Sore itu hujan turun. Langit menangis kencang, seolah menggantikanku yang menahan air mata sejak tadi. Rumahku sepi seperti biasa. Ayah dan Bunda masih kerja, Pak Amin seperti biasa berjaga di pos depan dan Mbak Ima sedang asyik dengan ponsel baru di kamarnya. Aku saat itu masih libur akhir semester. Terduduk di sebelahmu, di teras depan rumah, menikmati coklat panas, dan suara hujan di antara kita. Menahan tangis, ketika mengetahui bahwa hari itu adalah pertemuan terakhir kita, untuk beberapa tahun kedepan.
”Aku pasti pulang,” katamu meyakinkanku saat itu.
“Jangan berjanji terlalu banyak.”
“Percaya sama aku, Sayang. Aku pasti pulang.” Dan kamu menatapku seolah aku adalah makhluk paling indah di dunia. Selalu. Aku selalu tersipu ketika kamu menatapku seperti itu. Dan selalu, aku jatuh dalam segala kata-kata manis dan tatapanmu. Juga pelukanmu yang hangat, pelukan terakhir, sebelum aku mengantarmu ke mobilmu yang kemudian melaju di tengah hujan menuju bandar udara.
Aku berusaha mengenyahkan kenangan akan pertemuan terakhir kita, mengingat sudah dua tahun berlalu sejak kamu meninggalkanku untuk studimu di benua lain. Disela tangisku waktu itu, aku berusaha tersenyum, mengingatkan diri bahwa ini adalah cita-citamu, impianmu. Tidak mungkin aku menghalangimu melangkah mendekati mimpimu.

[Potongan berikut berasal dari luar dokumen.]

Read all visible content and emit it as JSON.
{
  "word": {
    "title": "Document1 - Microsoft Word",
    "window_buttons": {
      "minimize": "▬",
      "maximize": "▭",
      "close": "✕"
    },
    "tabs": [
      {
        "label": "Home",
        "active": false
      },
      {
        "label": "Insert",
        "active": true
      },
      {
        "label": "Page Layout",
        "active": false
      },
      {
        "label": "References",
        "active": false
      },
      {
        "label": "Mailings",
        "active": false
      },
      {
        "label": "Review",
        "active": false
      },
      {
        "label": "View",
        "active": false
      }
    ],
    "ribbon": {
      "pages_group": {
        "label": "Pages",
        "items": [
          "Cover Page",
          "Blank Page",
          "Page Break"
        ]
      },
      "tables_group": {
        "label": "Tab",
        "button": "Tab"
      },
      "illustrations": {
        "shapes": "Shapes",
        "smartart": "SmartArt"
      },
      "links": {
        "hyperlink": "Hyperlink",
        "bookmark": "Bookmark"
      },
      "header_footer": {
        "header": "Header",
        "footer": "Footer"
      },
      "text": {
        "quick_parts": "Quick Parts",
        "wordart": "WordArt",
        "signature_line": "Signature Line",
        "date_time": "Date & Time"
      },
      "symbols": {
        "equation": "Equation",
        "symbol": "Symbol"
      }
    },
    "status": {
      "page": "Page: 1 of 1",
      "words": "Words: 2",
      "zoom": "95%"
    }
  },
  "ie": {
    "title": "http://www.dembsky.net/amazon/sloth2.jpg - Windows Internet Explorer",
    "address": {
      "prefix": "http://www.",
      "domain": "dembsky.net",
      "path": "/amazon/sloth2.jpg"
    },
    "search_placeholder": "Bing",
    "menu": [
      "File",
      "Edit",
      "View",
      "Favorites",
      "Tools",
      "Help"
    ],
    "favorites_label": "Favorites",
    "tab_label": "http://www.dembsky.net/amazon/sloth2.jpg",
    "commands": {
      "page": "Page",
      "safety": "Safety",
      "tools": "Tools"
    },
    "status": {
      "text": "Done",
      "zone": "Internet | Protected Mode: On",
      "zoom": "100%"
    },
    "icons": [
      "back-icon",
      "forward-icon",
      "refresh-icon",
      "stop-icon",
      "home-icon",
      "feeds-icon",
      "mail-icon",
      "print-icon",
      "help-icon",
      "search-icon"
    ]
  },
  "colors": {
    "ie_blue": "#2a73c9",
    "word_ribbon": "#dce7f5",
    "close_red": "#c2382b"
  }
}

Namun apa yang bisa kuharapkan dari sebuah hubungan jarak jauh? Ketika aku terbangun di sini, kamu baru saja selesai dari kegiatanmu sehari-hari, dan bersiap untuk istirahat. Aku selalu berusaha menahan diri untuk tidak menuntut terlalu banyak komunikasi yang menyita waktu isitrahatmu. Tidak apa tidak berbincang, tidak saling bertukar cerita setiap hari, asal aku tahu bahwa kamu sehat-sehat di sana.
Aku masih mengharapkan kamu. Meski begitu banyak godaan di sekitar, yang sempat meyakinkanku untuk mengakhiri hubungan kita. Tapi kamu selalu meyakinkanku untuk tetap bertahan. Dan aku masih bertahan sampai saat ini, untukmu.

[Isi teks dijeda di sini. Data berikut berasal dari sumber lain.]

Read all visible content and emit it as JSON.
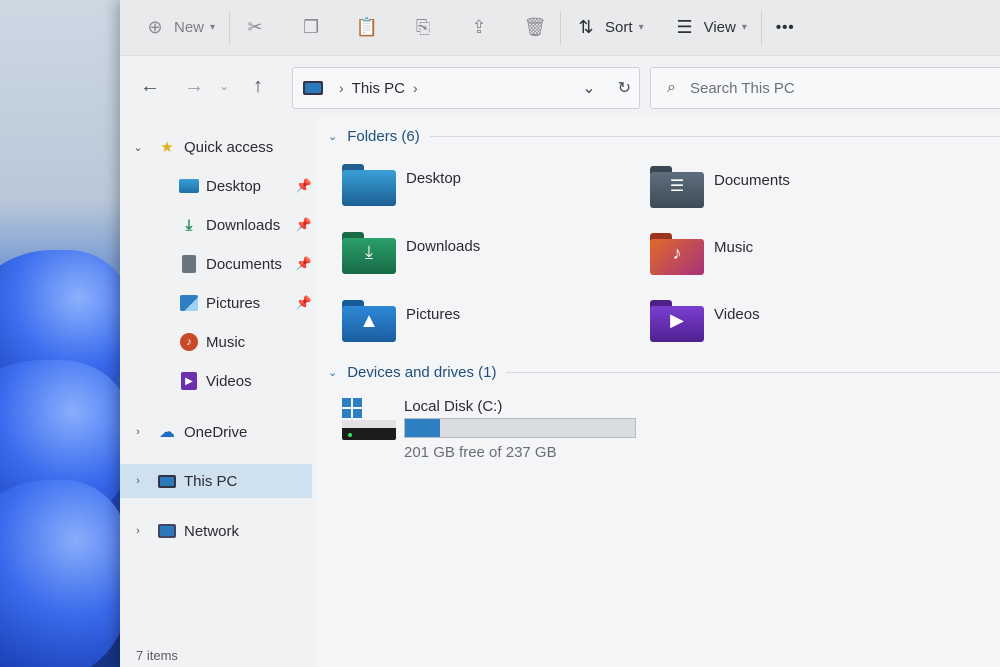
{
  "toolbar": {
    "new_label": "New",
    "sort_label": "Sort",
    "view_label": "View",
    "more_label": "•••"
  },
  "address": {
    "path": "This PC",
    "search_placeholder": "Search This PC"
  },
  "sidebar": {
    "quick_access": "Quick access",
    "items": [
      {
        "label": "Desktop",
        "icon": "desktop-icon",
        "pinned": true
      },
      {
        "label": "Downloads",
        "icon": "download-icon",
        "pinned": true
      },
      {
        "label": "Documents",
        "icon": "documents-icon",
        "pinned": true
      },
      {
        "label": "Pictures",
        "icon": "pictures-icon",
        "pinned": true
      },
      {
        "label": "Music",
        "icon": "music-icon",
        "pinned": false
      },
      {
        "label": "Videos",
        "icon": "videos-icon",
        "pinned": false
      }
    ],
    "onedrive": "OneDrive",
    "this_pc": "This PC",
    "network": "Network"
  },
  "main": {
    "folders_header": "Folders (6)",
    "folders": [
      {
        "label": "Desktop",
        "color": "#1f6fa8"
      },
      {
        "label": "Documents",
        "color": "#4b5b6b"
      },
      {
        "label": "Downloads",
        "color": "#1f8a5a"
      },
      {
        "label": "Music",
        "color": "#c8482a"
      },
      {
        "label": "Pictures",
        "color": "#1f6fc0"
      },
      {
        "label": "Videos",
        "color": "#6b2fb0"
      }
    ],
    "drives_header": "Devices and drives (1)",
    "drive": {
      "name": "Local Disk (C:)",
      "free_text": "201 GB free of 237 GB",
      "used_fraction": 0.152
    }
  },
  "status": {
    "items_count": "7 items"
  },
  "colors": {
    "selected_bg": "#cfe0ee",
    "accent": "#2d7fc1"
  }
}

Ternyata sudah satu jam aku duduk di teras, menikmati hujan yang mulai mereda, dan melupakan coklatku yang sudah tidak lagi hangat. Aku memutuskan masuk ke dalam rumah, dan membuat secangkir coklat hangat lagi, ketika kudengar pintu pagar dibuka dan suara mobil masuk.
“Ah, akhirnya Bunda pulang.” Setidaknya kami bisa menghabiskan waktu berdua di teras depan, bercerita tentang berbagai hal. Atau mungkin kita bisa ke salon, memanjakan diri.
Tapi tidak juga kudengar suara hangat Bunda yang selalu berisik ketika masuk rumah, malah kudengar suara bel yang berbunyi.
Shock. Ketika kubuka pintu dan mendapati dirimu dengan senyummu yang menawan. “Aku pulang, Sayang.” Katamu sambil meraihku dalam pelukanmu. Aku masih tidak bisa berkata-kata, malah air mata yang keluar.

Seberapapun aku meyakinkan diri aku benci hujan, tidak bisa dipungkiri bahwa hujan juga yang menyatukan kita.